12) Dans le cas d'une opération relevant du Coup de pouce « Rénovation performante de bâtiment résidentiel collectif », les changements d'équipements de chauffage ou de production d'eau chaude sanitaire le cas échéant préconisés, hors raccordement à un réseau de chaleur, ne conduisent :

     a. Ni à l'installation de chaudières consommant du charbon ou du fioul ;

     b. Ni à l'installation de chaudières consommant du gaz autres qu'à condensation ;

     c. Ni à une hausse des émissions de gaz à effet de serre.

Dans le cas d'une opération relevant du Coup de pouce « Rénovation performante de bâtiment résidentiel collectif », l'organisme d'inspection vérifie, par ailleurs, que :

13) Le taux d'énergie renouvelable ou de récupération de la production de chauffage et d'eau chaude sanitaire du bâtiment après travaux calculé selon les modalités définies à l'annexe IV-1 de l'arrêté du 29 décembre 2014 modifié relatif aux modalités d'application du dispositif des certificats d'économies d'énergie correspond à celui utilisé pour le calcul du montant de CEE ; il vérifie, notamment dans le cas où une pompe à chaleur est installée, que le COP saisonnier retenu pour le calcul de ce taux est conforme aux indications du fournisseur.

Dans le cas d'une opération relevant du Coup de pouce « Rénovation performante d'une maison individuelle », l'organisme d'inspection vérifie, par ailleurs, que :

14) Les travaux de rénovation préconisés comportent au moins un des gestes d'isolation prévus au 1° du III de l'article 3-5-1 de l'arrêté du 29 décembre 2014 modifié relatif aux modalités d'application du dispositif des certificats d'économies d'énergie ; des travaux d'installation ou de remplacement de l'isolation thermique ne peuvent être reconnus comme répondant à l'obligation ci-dessus que s'ils sont entrepris sur une paroi qui ne respecte pas les résistances thermiques minimales indiquées à l'article 3 de l'arrêté du 3 mai 2007 modifié relatif aux caractéristiques thermiques et à la performance énergétique des bâtiments existants.

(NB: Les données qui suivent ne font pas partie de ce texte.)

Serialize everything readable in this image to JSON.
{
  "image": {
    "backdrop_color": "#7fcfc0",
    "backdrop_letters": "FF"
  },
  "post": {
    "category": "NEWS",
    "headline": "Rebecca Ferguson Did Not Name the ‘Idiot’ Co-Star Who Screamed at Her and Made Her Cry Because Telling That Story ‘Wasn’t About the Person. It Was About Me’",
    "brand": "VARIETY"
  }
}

E. I. 3. Dans le cas où l'opération ne s'inscrit pas dans le cadre d'un Coup de pouce, l'organisme d'inspection identifie, dans le rapport d'audit, les scénarios de travaux qui satisfont aux critères, selon les cas, de la fiche d'opération standardisée BAR-TH-145 ou BAR-TH-164 sur la base des critères suivants, et donne un avis « non satisfaisant » dès lors qu'aucun scénario de travaux ne satisfait à ces critères :

15) La consommation conventionnelle annuelle en énergie primaire après travaux, rapportée à la surface habitable du bâtiment, est inférieure à 331 kWh/ (m2. an) ;

16) La baisse de consommation conventionnelle annuelle en énergie primaire attendue par, selon le cas, la fiche d'opération standardisée BAR-TH-145 ou BAR-TH-164 ;

17) Les émissions annuelles de gaz à effet de serre après rénovation, rapportées à la surface habitable du bâtiment, sont inférieures ou égales à la valeur initiale de ces émissions avant travaux.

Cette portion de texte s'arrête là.